Previdenza, il sistema è sostenibile
Complessivamente, il rapporto sottolinea la sottolinea la sostenibilità del sistema previdenziale. Grazie a un’occupazione in ripresa seppur distante dai livelli europei – si legge nel report – continua a migliorare il rapporto attivi/pensionati, fondamentale indicatore di tenuta della previdenza italiana: nel 2022 il valore si attesta a quota 1,4443. La “soglia della semi-sicurezza” dell’1,5 è ancora lontana ma, nel complesso, il sistema regge e continuerà a farlo, a patto di saper compiere – in un Paese che invecchia – scelte oculate su politiche attive per il lavoro, anticipi ed età di pensionamento.

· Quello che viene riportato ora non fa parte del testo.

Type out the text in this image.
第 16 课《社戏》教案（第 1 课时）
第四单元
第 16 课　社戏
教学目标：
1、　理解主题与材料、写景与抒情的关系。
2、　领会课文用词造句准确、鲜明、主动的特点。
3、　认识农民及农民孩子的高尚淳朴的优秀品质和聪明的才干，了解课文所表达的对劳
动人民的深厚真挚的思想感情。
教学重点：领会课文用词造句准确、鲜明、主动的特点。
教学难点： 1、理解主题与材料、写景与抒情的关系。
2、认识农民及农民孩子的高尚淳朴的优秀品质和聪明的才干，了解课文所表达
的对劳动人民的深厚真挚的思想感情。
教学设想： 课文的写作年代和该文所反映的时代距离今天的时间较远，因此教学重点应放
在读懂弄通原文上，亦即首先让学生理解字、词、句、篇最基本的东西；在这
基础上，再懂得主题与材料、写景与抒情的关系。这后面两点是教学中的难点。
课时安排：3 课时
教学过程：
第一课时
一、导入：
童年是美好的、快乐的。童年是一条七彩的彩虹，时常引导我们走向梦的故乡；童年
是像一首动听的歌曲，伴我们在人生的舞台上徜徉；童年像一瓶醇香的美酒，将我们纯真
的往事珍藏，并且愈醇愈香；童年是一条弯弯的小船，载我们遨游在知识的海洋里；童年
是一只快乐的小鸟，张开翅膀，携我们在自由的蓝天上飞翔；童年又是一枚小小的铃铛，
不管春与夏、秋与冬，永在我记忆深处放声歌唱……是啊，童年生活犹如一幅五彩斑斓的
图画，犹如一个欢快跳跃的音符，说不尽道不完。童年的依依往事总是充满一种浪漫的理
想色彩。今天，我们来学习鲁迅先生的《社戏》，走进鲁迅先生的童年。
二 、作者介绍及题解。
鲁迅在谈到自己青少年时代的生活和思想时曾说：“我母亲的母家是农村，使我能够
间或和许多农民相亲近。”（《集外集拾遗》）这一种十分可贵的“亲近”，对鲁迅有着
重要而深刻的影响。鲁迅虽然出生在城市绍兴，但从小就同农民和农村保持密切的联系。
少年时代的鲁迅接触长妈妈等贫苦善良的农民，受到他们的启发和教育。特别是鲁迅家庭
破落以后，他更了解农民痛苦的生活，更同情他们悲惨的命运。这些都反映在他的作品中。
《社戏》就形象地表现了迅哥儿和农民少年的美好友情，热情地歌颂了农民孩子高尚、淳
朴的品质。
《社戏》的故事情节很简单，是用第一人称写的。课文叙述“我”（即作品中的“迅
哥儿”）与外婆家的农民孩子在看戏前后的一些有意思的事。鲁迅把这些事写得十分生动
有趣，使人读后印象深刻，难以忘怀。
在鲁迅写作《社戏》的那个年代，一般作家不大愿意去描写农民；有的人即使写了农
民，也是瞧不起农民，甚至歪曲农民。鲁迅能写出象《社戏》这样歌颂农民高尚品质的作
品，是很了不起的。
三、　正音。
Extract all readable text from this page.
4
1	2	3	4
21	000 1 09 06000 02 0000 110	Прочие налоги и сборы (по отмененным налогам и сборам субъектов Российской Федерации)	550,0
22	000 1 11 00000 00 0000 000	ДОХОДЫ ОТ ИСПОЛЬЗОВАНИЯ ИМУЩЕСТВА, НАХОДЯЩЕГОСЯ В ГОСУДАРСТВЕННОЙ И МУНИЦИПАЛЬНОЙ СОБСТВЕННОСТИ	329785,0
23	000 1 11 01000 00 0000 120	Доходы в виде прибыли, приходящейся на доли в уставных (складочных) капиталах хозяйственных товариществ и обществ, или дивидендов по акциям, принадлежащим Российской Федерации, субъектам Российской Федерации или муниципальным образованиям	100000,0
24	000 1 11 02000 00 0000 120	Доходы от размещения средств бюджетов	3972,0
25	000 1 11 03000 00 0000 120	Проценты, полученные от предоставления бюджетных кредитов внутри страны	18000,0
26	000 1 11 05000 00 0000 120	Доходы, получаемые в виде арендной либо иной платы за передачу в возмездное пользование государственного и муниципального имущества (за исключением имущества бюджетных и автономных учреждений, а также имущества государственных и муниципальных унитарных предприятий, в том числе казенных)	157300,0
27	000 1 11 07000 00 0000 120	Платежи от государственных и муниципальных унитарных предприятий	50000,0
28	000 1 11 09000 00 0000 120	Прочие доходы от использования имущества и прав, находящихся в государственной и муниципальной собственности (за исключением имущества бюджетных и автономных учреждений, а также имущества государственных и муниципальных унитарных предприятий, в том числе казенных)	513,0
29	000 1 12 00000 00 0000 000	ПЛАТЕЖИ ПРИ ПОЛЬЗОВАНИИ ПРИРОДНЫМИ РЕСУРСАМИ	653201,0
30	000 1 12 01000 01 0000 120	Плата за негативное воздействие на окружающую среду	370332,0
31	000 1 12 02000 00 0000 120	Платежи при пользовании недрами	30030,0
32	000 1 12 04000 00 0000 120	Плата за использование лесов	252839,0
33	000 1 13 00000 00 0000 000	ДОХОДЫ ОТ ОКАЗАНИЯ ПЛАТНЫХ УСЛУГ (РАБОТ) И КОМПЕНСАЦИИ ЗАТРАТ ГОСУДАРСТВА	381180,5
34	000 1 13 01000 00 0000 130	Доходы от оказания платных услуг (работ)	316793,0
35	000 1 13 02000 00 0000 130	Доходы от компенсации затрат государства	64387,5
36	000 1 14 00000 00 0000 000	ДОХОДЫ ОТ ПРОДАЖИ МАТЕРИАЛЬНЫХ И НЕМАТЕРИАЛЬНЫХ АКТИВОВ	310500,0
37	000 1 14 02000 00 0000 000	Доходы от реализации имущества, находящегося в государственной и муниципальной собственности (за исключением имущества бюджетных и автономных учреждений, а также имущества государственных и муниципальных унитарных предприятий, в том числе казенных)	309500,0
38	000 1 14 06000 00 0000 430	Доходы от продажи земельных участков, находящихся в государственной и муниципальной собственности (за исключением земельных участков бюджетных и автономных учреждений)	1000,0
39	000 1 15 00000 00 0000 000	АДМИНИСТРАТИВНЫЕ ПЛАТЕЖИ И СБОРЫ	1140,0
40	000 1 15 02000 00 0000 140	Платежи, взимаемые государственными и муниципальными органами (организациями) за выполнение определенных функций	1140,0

“Volendo trarre qualche prima conclusione, a oggi il sistema è sostenibile e lo sarà anche tra 10-15 anni, nel 2035/40, quando la maggior parte dei baby boomer nati dal Dopoguerra al 1980 – in termini previdenziali assai significative data la loro numerosità – si saranno pensionate” ha spiegato Brambilla, precisando, che perché si mantenga questo sottile equilibrio, sarà però indispensabile intervenire in maniera stabile e duratura, tenendo conto di alcuni principi fondamentali:
- le età di pensionamento, attualmente tra le più basse d’Europa (circa 63 anni l’età effettiva di uscita dal lavoro in Italia nonostante un’aspettativa di vita tra le più elevate a livello mondiale), e che dovranno dunque gradualmente aumentare evitando il ricorso a eccessive anticipazioni;
- l’invecchiamento attivo dei lavoratori, attraverso misure volte a favorire un’adeguata permanenza sul lavoro delle fasce più senior della popolazione;
- le politiche attive del lavoro, da realizzare di pari passo con un’intensificazione della formazione professionale, anche on the job;
- la prevenzione, intesa in senso più ampio come capacità di progettare una vecchiaia in buona salute
“Insomma – conclude Brambilla – serve un serio cambio di rotta da parte del nostro Paese, che al momento naviga a vista, senza una bussola, dinanzi alla più grande transizione demografica di tutti i tempi, con grande parte della spesa pubblica indirizzata verso sussidi e assistenzialismo (frenando le possibilità di crescita), quando invece – anche alla luce di un debito pubblico che a breve potrebbe sfondare la soglia dei 3.000 miliardi di euro – la doverosa priorità sembrerebbe essere una seria revisione dei propri modelli produttivi e del proprio mercato del lavoro”.